針金などを使って幹や枝に曲がりをつけることをいいます。「模様を入れる」とも言います。

きりこみ

剪定の意味です。

きりもどし【切り戻し】

「追い込み」ともいいます。枝の幹に近いところ(フトコロ)まで枝の先端から切っていく剪定方法です。切り戻しをすることで、新しい芽を育てて枝が更新されるようにします。

くいつきえだ【食い付き枝】

幹に食いついて見えるような小さな枝のことをいいます。文人木のように枝数の少ない木では、食いつき枝が味わいを生み出します。

けいせいそう【形成層】

形成層2
幹や枝、根の皮の内側にあって肥大、生長をするための分裂組織です。形成層があるのが木、ないのが草です。
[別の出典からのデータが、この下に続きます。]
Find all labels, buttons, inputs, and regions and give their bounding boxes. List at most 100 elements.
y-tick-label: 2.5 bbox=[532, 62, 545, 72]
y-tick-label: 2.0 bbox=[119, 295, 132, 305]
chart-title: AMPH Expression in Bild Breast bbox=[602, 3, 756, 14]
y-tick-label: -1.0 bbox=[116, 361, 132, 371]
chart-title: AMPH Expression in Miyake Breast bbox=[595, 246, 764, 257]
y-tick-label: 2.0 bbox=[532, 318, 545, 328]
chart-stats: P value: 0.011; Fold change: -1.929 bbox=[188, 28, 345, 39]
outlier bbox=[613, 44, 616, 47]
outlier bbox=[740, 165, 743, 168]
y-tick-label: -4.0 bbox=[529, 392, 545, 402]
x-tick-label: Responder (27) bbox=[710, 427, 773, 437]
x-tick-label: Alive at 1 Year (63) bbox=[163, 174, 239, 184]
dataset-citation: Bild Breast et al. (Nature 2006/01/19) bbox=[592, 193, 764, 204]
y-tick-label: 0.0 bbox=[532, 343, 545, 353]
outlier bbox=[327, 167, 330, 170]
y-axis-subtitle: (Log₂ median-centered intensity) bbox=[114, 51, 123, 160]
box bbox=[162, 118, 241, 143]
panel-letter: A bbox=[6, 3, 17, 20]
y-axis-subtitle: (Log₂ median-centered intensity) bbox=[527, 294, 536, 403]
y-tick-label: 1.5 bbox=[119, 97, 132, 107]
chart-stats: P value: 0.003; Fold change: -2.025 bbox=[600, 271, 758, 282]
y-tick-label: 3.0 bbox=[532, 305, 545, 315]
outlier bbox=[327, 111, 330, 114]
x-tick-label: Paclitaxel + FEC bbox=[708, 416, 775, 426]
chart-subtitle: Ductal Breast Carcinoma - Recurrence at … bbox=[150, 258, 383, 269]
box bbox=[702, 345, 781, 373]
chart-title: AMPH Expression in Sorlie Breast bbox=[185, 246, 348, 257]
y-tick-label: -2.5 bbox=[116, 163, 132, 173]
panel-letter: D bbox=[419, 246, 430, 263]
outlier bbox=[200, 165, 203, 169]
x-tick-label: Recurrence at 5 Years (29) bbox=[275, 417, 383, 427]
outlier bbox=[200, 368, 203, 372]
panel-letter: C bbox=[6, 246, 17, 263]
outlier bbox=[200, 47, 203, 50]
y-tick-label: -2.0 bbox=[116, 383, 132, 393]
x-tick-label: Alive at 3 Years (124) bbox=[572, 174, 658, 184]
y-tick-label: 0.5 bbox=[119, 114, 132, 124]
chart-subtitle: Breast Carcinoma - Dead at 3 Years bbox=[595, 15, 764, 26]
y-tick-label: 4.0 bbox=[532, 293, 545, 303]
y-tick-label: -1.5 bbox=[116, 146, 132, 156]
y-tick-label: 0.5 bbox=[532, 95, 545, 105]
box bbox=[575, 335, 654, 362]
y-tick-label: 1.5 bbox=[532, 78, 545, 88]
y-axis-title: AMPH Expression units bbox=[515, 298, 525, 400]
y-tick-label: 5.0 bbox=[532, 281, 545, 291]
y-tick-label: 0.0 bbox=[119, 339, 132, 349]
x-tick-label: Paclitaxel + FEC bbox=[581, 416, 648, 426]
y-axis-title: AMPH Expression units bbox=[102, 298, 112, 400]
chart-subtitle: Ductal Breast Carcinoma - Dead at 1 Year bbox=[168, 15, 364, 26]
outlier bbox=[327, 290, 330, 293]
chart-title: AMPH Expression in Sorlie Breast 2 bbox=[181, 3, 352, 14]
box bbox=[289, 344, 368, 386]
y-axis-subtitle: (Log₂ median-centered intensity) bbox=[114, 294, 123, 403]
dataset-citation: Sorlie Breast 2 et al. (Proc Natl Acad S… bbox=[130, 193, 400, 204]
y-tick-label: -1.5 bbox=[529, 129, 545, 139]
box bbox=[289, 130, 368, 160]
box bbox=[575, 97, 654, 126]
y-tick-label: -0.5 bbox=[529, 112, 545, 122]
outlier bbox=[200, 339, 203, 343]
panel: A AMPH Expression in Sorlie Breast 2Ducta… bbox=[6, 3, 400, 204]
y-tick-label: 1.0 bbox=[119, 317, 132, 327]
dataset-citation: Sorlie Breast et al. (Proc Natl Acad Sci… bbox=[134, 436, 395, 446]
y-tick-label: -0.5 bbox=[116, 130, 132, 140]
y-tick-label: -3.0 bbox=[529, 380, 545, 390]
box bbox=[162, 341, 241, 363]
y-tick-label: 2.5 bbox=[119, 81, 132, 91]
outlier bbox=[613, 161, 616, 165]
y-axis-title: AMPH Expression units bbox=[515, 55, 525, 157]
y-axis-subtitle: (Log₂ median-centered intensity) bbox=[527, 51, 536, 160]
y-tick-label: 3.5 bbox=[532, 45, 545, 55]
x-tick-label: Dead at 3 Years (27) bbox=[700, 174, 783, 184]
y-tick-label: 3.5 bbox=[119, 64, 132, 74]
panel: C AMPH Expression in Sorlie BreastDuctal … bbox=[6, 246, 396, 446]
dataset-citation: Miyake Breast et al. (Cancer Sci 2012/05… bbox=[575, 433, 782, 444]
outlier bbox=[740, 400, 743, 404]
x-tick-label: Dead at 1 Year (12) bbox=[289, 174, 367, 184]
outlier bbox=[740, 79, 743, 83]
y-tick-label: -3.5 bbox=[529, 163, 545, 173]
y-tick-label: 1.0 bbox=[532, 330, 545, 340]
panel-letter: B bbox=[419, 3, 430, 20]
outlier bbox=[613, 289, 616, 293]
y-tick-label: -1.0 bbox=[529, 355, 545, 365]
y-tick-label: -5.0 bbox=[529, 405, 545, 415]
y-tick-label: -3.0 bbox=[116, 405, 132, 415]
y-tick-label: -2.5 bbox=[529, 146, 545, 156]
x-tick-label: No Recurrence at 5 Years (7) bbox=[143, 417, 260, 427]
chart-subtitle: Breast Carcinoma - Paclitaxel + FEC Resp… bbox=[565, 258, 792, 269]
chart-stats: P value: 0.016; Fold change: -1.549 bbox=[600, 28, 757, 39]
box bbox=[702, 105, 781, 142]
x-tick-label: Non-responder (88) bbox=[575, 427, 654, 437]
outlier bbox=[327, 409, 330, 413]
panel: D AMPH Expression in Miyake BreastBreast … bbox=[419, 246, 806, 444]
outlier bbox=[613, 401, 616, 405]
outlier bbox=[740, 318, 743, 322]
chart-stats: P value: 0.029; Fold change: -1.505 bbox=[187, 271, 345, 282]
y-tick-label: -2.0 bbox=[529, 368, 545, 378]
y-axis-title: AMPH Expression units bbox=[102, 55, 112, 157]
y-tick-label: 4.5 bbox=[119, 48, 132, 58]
取り木で環状剥皮をする際はすべて取り去ります。
参考記事はこちらです。
木と草の見分け方|ミニ盆栽用の素材探し

けっかし【結果枝】

実のなる可能性のある枝のことをいいます。

けんがい【懸崖】

崖にしがみつくように生きる木の姿を表した樹形を懸崖といいます。木の先端が鉢の縁より下にあるのを半懸崖。鉢の底よりも下にあるのを懸崖といいます。

こけじゅん【コケ順】

根元から樹冠にかけて徐々に細くなる様子をこけじゅんといいます。こけじゅんが整っている木は大木の感じが良く出ます。無理なく細くなるのが理想で、根元だけ太いのはバランスが悪く見えます。ところが、自然界には途中から急に細くなる木もあるので、自然な感じが出ていれば良いと思います。

こしだか【腰高】

根元から一の枝までが長いこと。文人木には腰高が魅力になることが多いのですが、斜幹や直幹では逆に不安定な感じになってしまいます。

こしみず【腰水】

水盤など穴の開いていない浅い器に水を張り、鉢を乗せて底から水を吸わせる方法。夏の暑い時期の乾燥を防ぐのに有効な方法です。周囲の空気の湿度が上がるので乾燥しにくくなります。ただし、鉢ごと水に浸かるほど深く浸すと、酸欠を起こして根が弱ります。

こずむ【小ずむ】

枝や葉の間に間延びがなく、木全体が引き締まった状態を言います。芽摘み、葉刈り、切り戻しなどを丹念にすることによって、こずんできます。

ごろつち【ゴロ土】

鉢の底に浅く敷く粒の大きな用土のことです。植土よりも粒が大きいので水はけを良くし、水が抜けた後は空気が入りやすくなるので、根に酸素を供給できます。ゴロ土を入れ過ぎると乾きが早くなります。浅い鉢ではゴロ土を使わないで植え付けることもあります。